McMinn v. O'Connor
Before: Currey
Synopsis
Acknowledgment of a Deed. — A consular agent of the United States in a foreign port, on the 15th of January, 1859, or prior thereto, was not empowered to take and certify the acknowledgment of the execution of a deed conveying real estate in this State.
Certificate of Acknowledgment of Deed.—A certificate of the acknowledgment of the execution of a deed is defective if it does not state that the person making the acknowledgment is known to the officer, or proved to him to be the person described in and who executed the same.
Certified Codies of Deeds as Evidence.—Copies of deeds duly filed for record in the Recorder’s office of the proper county, or which, after having been duly filed for record, have been recorded in the proper book of records, are admissible in evidence in all Courts and in all actions and proceedings with the like effect as the originals could be if produced, upon proof of the loss of the originals, or that they are not in the power of the party offering the copies.
Deeds duly Recorded.—Deeds not properly acknowledged or proved, but filed for record or recorded in the proper book of the proper county, are not duly filed for record or duly recorded.
Certified Copy of Recorded Deed not duly Acknowledged as Evidence.— A certified copy of a deed filed for record, or recorded in the proper book of records prior to the Act of April 30, 1860, but which was not acknowledged or proved as required by law, is not admissible in evidence without proof being first made that the original deed was genuine, and was, in truth, executed by the grantor or grantors therein named.
Deed not duly Acknowledged, Executed and Witnessed in a Foreign Country.—Where a deed not properly acknowledged is executed and witnessed by a subscribing witness in a foreign country, proof that it was executed by the grantor is sufficient to entitle it to be received in evidence without producing the attesting witness, or accounting for his absence, or proving his handwriting. Evidence of Title acquired pending Litigation.—If the defendant in an action to recover possession of real estate has acquired title to the demanded promises pending the litigation, evidence of this fact cannot be introduced, unless it is pleaded as a defense in a supplemental answer.
Certificate of Purchase as Evidence.—A certificate of purchase of real estate, executed by a Sheriff on a sale made by virtue of an execution issued on a judgment, is incompetent as evidence to establish any right, either legal or equitable, to the possession of the premises therein described.
Discretion of Court in allowing Amendments.—If the defendant in an action to recover possesion of real estate has acquired title to the demanded premises pending the litigation, and has not pleaded such title in a supplemental answer, and for that reason his evidence of such title is excluded by the Court, it is not an abuse of the discretion of the Court to deny his application made during the trial, to be allowed to amend his answer so as to obviate the objection.
By the Court, Currey, J. Ejectment for one hundred vara lot Number Three Hundred and Nine, in the City of San Francisco.
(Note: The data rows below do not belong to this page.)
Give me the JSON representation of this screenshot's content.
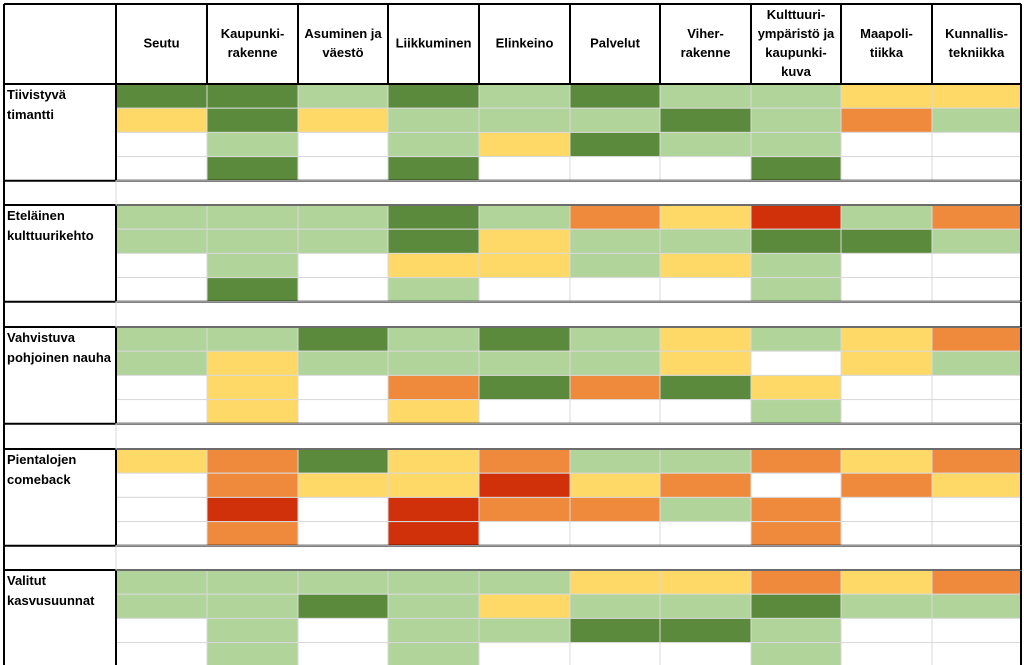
{
  "chart_data": {
    "type": "heatmap",
    "columns": [
      [
        "Seutu"
      ],
      [
        "Kaupunki-",
        "rakenne"
      ],
      [
        "Asuminen ja",
        "väestö"
      ],
      [
        "Liikkuminen"
      ],
      [
        "Elinkeino"
      ],
      [
        "Palvelut"
      ],
      [
        "Viher-",
        "rakenne"
      ],
      [
        "Kulttuuri-",
        "ympäristö ja",
        "kaupunki-",
        "kuva"
      ],
      [
        "Maapoli-",
        "tiikka"
      ],
      [
        "Kunnallis-",
        "tekniikka"
      ]
    ],
    "palette": {
      "DG": "#5c8a3c",
      "LG": "#b1d49b",
      "Y": "#ffd967",
      "O": "#ef8a3d",
      "R": "#d0310b",
      "W": "#ffffff"
    },
    "groups": [
      {
        "label": [
          "Tiivistyvä",
          "timantti"
        ],
        "rows": [
          [
            "DG",
            "DG",
            "LG",
            "DG",
            "LG",
            "DG",
            "LG",
            "LG",
            "Y",
            "Y"
          ],
          [
            "Y",
            "DG",
            "Y",
            "LG",
            "LG",
            "LG",
            "DG",
            "LG",
            "O",
            "LG"
          ],
          [
            "W",
            "LG",
            "W",
            "LG",
            "Y",
            "DG",
            "LG",
            "LG",
            "W",
            "W"
          ],
          [
            "W",
            "DG",
            "W",
            "DG",
            "W",
            "W",
            "W",
            "DG",
            "W",
            "W"
          ]
        ]
      },
      {
        "label": [
          "Eteläinen",
          "kulttuurikehto"
        ],
        "rows": [
          [
            "LG",
            "LG",
            "LG",
            "DG",
            "LG",
            "O",
            "Y",
            "R",
            "LG",
            "O"
          ],
          [
            "LG",
            "LG",
            "LG",
            "DG",
            "Y",
            "LG",
            "LG",
            "DG",
            "DG",
            "LG"
          ],
          [
            "W",
            "LG",
            "W",
            "Y",
            "Y",
            "LG",
            "Y",
            "LG",
            "W",
            "W"
          ],
          [
            "W",
            "DG",
            "W",
            "LG",
            "W",
            "W",
            "W",
            "LG",
            "W",
            "W"
          ]
        ]
      },
      {
        "label": [
          "Vahvistuva",
          "pohjoinen nauha"
        ],
        "rows": [
          [
            "LG",
            "LG",
            "DG",
            "LG",
            "DG",
            "LG",
            "Y",
            "LG",
            "Y",
            "O"
          ],
          [
            "LG",
            "Y",
            "LG",
            "LG",
            "LG",
            "LG",
            "Y",
            "W",
            "Y",
            "LG"
          ],
          [
            "W",
            "Y",
            "W",
            "O",
            "DG",
            "O",
            "DG",
            "Y",
            "W",
            "W"
          ],
          [
            "W",
            "Y",
            "W",
            "Y",
            "W",
            "W",
            "W",
            "LG",
            "W",
            "W"
          ]
        ]
      },
      {
        "label": [
          "Pientalojen",
          "comeback"
        ],
        "rows": [
          [
            "Y",
            "O",
            "DG",
            "Y",
            "O",
            "LG",
            "LG",
            "O",
            "Y",
            "O"
          ],
          [
            "W",
            "O",
            "Y",
            "Y",
            "R",
            "Y",
            "O",
            "W",
            "O",
            "Y"
          ],
          [
            "W",
            "R",
            "W",
            "R",
            "O",
            "O",
            "LG",
            "O",
            "W",
            "W"
          ],
          [
            "W",
            "O",
            "W",
            "R",
            "W",
            "W",
            "W",
            "O",
            "W",
            "W"
          ]
        ]
      },
      {
        "label": [
          "Valitut",
          "kasvusuunnat"
        ],
        "rows": [
          [
            "LG",
            "LG",
            "LG",
            "LG",
            "LG",
            "Y",
            "Y",
            "O",
            "Y",
            "O"
          ],
          [
            "LG",
            "LG",
            "DG",
            "LG",
            "Y",
            "LG",
            "LG",
            "DG",
            "LG",
            "LG"
          ],
          [
            "W",
            "LG",
            "W",
            "LG",
            "LG",
            "DG",
            "DG",
            "LG",
            "W",
            "W"
          ],
          [
            "W",
            "LG",
            "W",
            "LG",
            "W",
            "W",
            "W",
            "LG",
            "W",
            "W"
          ]
        ]
      }
    ]
  }
}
Both parties claim the property as derived from one Mathew Maume, the common source of title. The plaintiff claims under a deed from Maume to one Michael Dundon, dated January 15, 1859, and a deed from Dundon to himself, dated May 10, 1861. The defendants claim through a Sheriff’s deed bearing date the 11th of June, 1861, made in pursuance of a sale under an execution issued upon a judgment in favor of one Timothy Gleason against said Maume, rendered on the 27th of October, 1860.
The plaintiff at the trial offered in evidence a certified copy of the deed from Maume to Dundon. But to lay a proper foundation for admitting in evidence a copy of the deed under the second section of the Act supplementary to the Act concerning conveyances, passed April 30,1860 (Laws 1860, page 357,) the plaintiff proved by a witness that he had seen a deed in the hands of Dundon which was executed by Maume, of which the certified document offered in evidence was a copy. The defendant objected to the introduction of the same in evidence, on the ground that the certificate of acknowledgment of the deed was not by an officer authorized by law to make it, and also that the certificate was in form and substance insufficient.
The acknowledgment purported to have been made before, and certified by Michael B. By an, styling himself “ Consular Agent of the United States for the port and district of Limerick.” When this was done a Consular Agent was not an officer empowered by the statute, concerning conveyances, to take and certify the acknowledgment of the execution of a [243]deed conveying real estate, and therefore this certificate was ineffectual as evidence. Besides this, it was radically defective, as it failed to show that Maume was known to the officer or proved to him to be the person described in or who executed the conveyance. But, notwithstanding the insufficiency of the acknowledgment, the deed was recorded in one of the books of record of deeds in the county in which the lot is situate, on the 20th day of November, 1859.
The first section of the Act of 1860 provided that all instruments of writing which were then copied into the proper books of record of the office of County Recorder of the several counties of this State should thereafter be deemed to impart to subsequent purchasers and incumbrancers, and all other persons notice of all deeds, etc., to the extent that the same were then recorded, copied or noted in such books of record, notwithstanding any defect, omission or informality existing in the execution, acknowledgment, certificate of acknowledgment, recording or certificate of recording the same.